Writing is not so scary after all:
The subject that had me the most anxious was Student Writing Intensive by IEW.  I knew the girls could understand some of the concepts, but I didn’t want to force them too early into “composition mode” as I didn’t want to rob them of the joy they have in writing stories with no structure .  I would much rather have them coming up to me to ask if they can go outside and sit on the swing set or in the grass to “be alone and write” than make them despise the whole process by being too rigid with my requirements.  However, both of them (and I) have absolutely loved the key word outlines.  Their reading comprehension has skyrocketed with this simple technique, and their writing is improving as well.  They are already doing the first dress-ups – who/which clauses (hah…hearing my five-year-old tell me that she wants to “do a who/which clause with this sentence since it would fit” is hilarious).  We use IEW’s simple source texts, and to date we have learned more about sea snakes, tarantulas, and pill bugs than I preferred to know in my whole lifetime.  The more comfortable they get with key word outlines, the easier the process of composition will be as I begin to require more of them.

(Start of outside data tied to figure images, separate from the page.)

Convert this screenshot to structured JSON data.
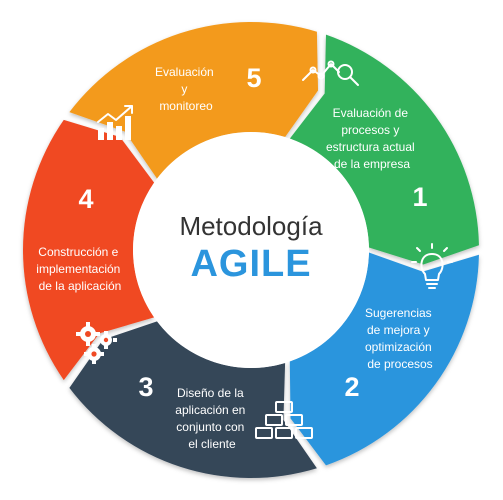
{
  "center": {
    "title": "Metodología",
    "subtitle": "AGILE"
  },
  "segments": [
    {
      "number": "1",
      "lines": [
        "Evaluación de",
        "procesos y",
        "estructura actual",
        "de la empresa"
      ],
      "color": "#31b25c",
      "icon": "analytics-magnifier-icon"
    },
    {
      "number": "2",
      "lines": [
        "Sugerencias",
        "de mejora y",
        "optimización",
        "de procesos"
      ],
      "color": "#2b95dd",
      "icon": "lightbulb-icon"
    },
    {
      "number": "3",
      "lines": [
        "Diseño de la",
        "aplicación en",
        "conjunto con",
        "el cliente"
      ],
      "color": "#344659",
      "icon": "bricks-icon"
    },
    {
      "number": "4",
      "lines": [
        "Construcción e",
        "implementación",
        "de la aplicación"
      ],
      "color": "#f04a24",
      "icon": "gears-icon"
    },
    {
      "number": "5",
      "lines": [
        "Evaluación",
        "y",
        "monitoreo"
      ],
      "color": "#f39a1c",
      "icon": "bar-chart-growth-icon"
    }
  ]
}
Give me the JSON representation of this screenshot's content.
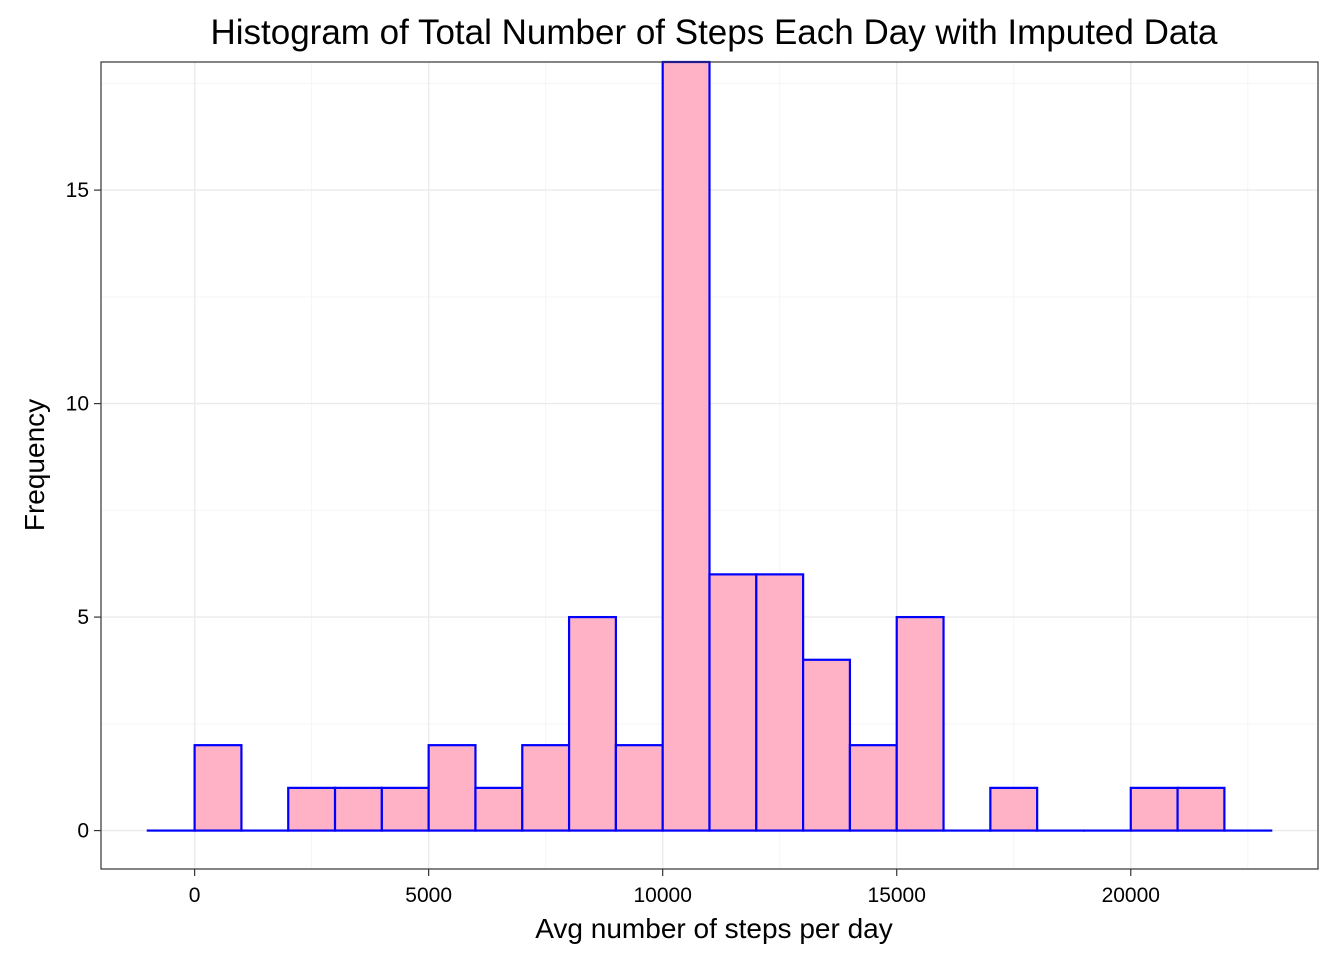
{
  "chart_data": {
    "type": "bar",
    "title": "Histogram of Total Number of Steps Each Day with Imputed Data",
    "xlabel": "Avg number of steps per day",
    "ylabel": "Frequency",
    "binwidth": 1000,
    "bins": [
      {
        "start": -1000,
        "end": 0,
        "count": 0
      },
      {
        "start": 0,
        "end": 1000,
        "count": 2
      },
      {
        "start": 1000,
        "end": 2000,
        "count": 0
      },
      {
        "start": 2000,
        "end": 3000,
        "count": 1
      },
      {
        "start": 3000,
        "end": 4000,
        "count": 1
      },
      {
        "start": 4000,
        "end": 5000,
        "count": 1
      },
      {
        "start": 5000,
        "end": 6000,
        "count": 2
      },
      {
        "start": 6000,
        "end": 7000,
        "count": 1
      },
      {
        "start": 7000,
        "end": 8000,
        "count": 2
      },
      {
        "start": 8000,
        "end": 9000,
        "count": 5
      },
      {
        "start": 9000,
        "end": 10000,
        "count": 2
      },
      {
        "start": 10000,
        "end": 11000,
        "count": 18
      },
      {
        "start": 11000,
        "end": 12000,
        "count": 6
      },
      {
        "start": 12000,
        "end": 13000,
        "count": 6
      },
      {
        "start": 13000,
        "end": 14000,
        "count": 4
      },
      {
        "start": 14000,
        "end": 15000,
        "count": 2
      },
      {
        "start": 15000,
        "end": 16000,
        "count": 5
      },
      {
        "start": 16000,
        "end": 17000,
        "count": 0
      },
      {
        "start": 17000,
        "end": 18000,
        "count": 1
      },
      {
        "start": 18000,
        "end": 19000,
        "count": 0
      },
      {
        "start": 19000,
        "end": 20000,
        "count": 0
      },
      {
        "start": 20000,
        "end": 21000,
        "count": 1
      },
      {
        "start": 21000,
        "end": 22000,
        "count": 1
      },
      {
        "start": 22000,
        "end": 23000,
        "count": 0
      }
    ],
    "xlim": [
      -2000,
      24000
    ],
    "ylim": [
      -0.9,
      18.0
    ],
    "x_ticks": [
      0,
      5000,
      10000,
      15000,
      20000
    ],
    "x_tick_labels": [
      "0",
      "5000",
      "10000",
      "15000",
      "20000"
    ],
    "y_ticks": [
      0,
      5,
      10,
      15
    ],
    "y_tick_labels": [
      "0",
      "5",
      "10",
      "15"
    ],
    "grid": true,
    "legend": "none",
    "colors": {
      "bar_fill": "#ffb2c6",
      "bar_outline": "#0000ff",
      "panel_background": "#ffffff",
      "gridline": "#ebebeb",
      "panel_border": "#333333"
    }
  }
}
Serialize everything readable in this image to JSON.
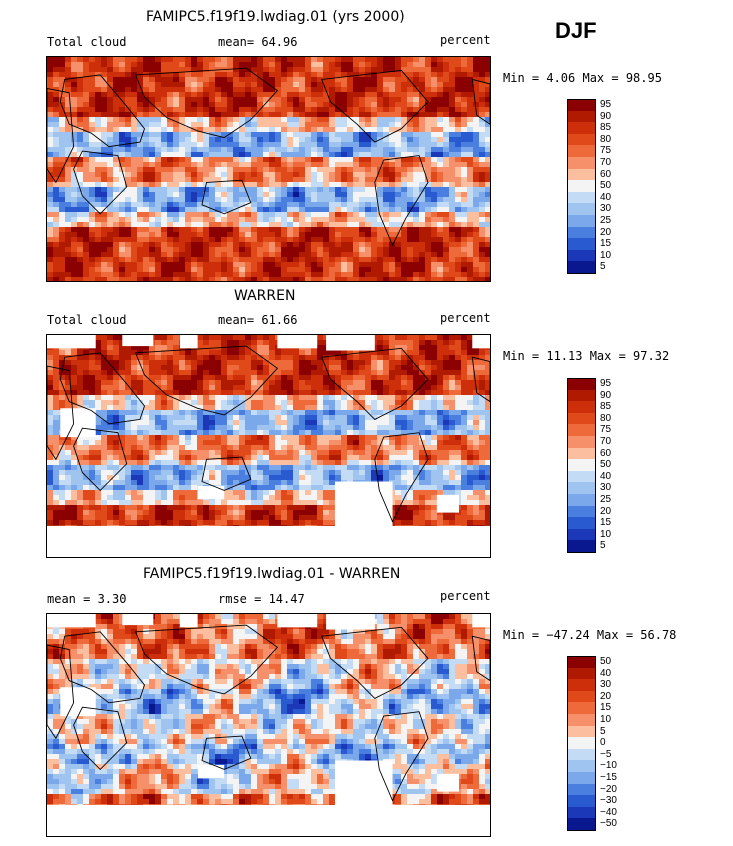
{
  "season": "DJF",
  "panels": [
    {
      "title": "FAMIPC5.f19f19.lwdiag.01 (yrs 2000)",
      "left_label": "Total cloud",
      "mid_label": "mean=  64.96",
      "right_label": "percent",
      "minmax": "Min =   4.06 Max =  98.95",
      "levels": [
        "95",
        "90",
        "85",
        "80",
        "75",
        "70",
        "60",
        "50",
        "40",
        "30",
        "25",
        "20",
        "15",
        "10",
        "5"
      ]
    },
    {
      "title": "WARREN",
      "left_label": "Total cloud",
      "mid_label": "mean=  61.66",
      "right_label": "percent",
      "minmax": "Min =  11.13 Max =  97.32",
      "levels": [
        "95",
        "90",
        "85",
        "80",
        "75",
        "70",
        "60",
        "50",
        "40",
        "30",
        "25",
        "20",
        "15",
        "10",
        "5"
      ]
    },
    {
      "title": "FAMIPC5.f19f19.lwdiag.01 - WARREN",
      "left_label": "mean =   3.30",
      "mid_label": "rmse =  14.47",
      "right_label": "percent",
      "minmax": "Min = −47.24 Max =  56.78",
      "levels": [
        "50",
        "40",
        "30",
        "20",
        "15",
        "10",
        "5",
        "0",
        "−5",
        "−10",
        "−15",
        "−20",
        "−30",
        "−40",
        "−50"
      ]
    }
  ],
  "colors": {
    "scale": [
      "#8b0000",
      "#b01a00",
      "#cc2f0a",
      "#e04a1a",
      "#ef6a3a",
      "#f5906a",
      "#fbbfa0",
      "#f4f4f4",
      "#c4dbf5",
      "#a0c4f0",
      "#7aa8ea",
      "#4a7fe0",
      "#2a5ad0",
      "#1a38b8",
      "#0a1890"
    ],
    "land_outline": "#000000",
    "missing": "#ffffff"
  }
}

Gaining a heart for the world:
We are using Sonlight’s Core B curriculum and I have to say that I am really impressed with their missions-based perspective. We’ve been reading about several major world religions along with our cultural studies, and it is giving the girls a heart to pray for unreached people.  Comparing the gospel of Yeshua to Buddhism and Hinduism is a real eye-opener.  Seeing the message of hope held up next to a message of trying to do enough good works to escape the horrors of this world has put in all of us an attitude of thanksgiving.  I want the children to understand enough about other belief systems to see how Jesus truly is the Light to the World.  We do not often consider the freedom He offers us until we see clearly what the “untouchables” in India face every day.  I want my girls to have a heart for the nations and I cannot wait for the day we are able to go on a mission trip together.  I delved into Missionary Stories With the Millers albeit with a bit of a heavy heart.  While martyrdom is an unavoidable part of the church, I do not relish forcing the girls to wrestle with very tough questions.  I might edit some of the heavier material, but I am not yet sure that I want to because for every story of death for the sake of the gospel, there are ten more stories of God’s miraculous faithfulness and mercy.  Young children in many places learn from a very young age that they may very well lose their lives because of the God they serve, so I believe the same God Who boosts their precious hearts of faith can gird up my daughters as they read about those children.  It’s going to be a delicate balance.

A heart-warming story about a spider and Lot’s daughters have a “great idea”:  
Charlotte’s Web is much more enjoyable this time around.  I read it to the girls when they were younger, but this time they are beginning to understand the subtle messages throughout the book.  The concept of believing something just because someone who is influential says it is so is a poignant topic in an election year.  But I digress.  The girls have moved beyond Bible story books and have each received a real Bible from Mom and Dad.  Since NASB is quite out of reach for them, we settled on the NIrV for the girls.  It is the perfect fit – just challenging enough for their reading level yet easily understandable.  I wanted some more meat added to the Bible curriculum that Sonlight offers, so we are going through Greenleaf Guide to Old Testament History as well.  It is meant for a variety of age groups so we will be able to go through it again and again.  This year, we are only reading and discussing some of the more simple topics.   I seriously have to take myself out of censored-Bible-storybook mode because Genesis is not really child-friendly if you’re reading straight through.  The NIrV didn’t exactly edit out that excerpt about Lot’s daughters getting him drunk and then getting pregnant by him while being holed up in some mountain cave.  It is a relevant Bible translation after all.  Selah had the strangest look on her face.  “Mommy, that’s not good, right?”  “No, honey, Torah says we shouldn’t do that.”  And that is where we left it.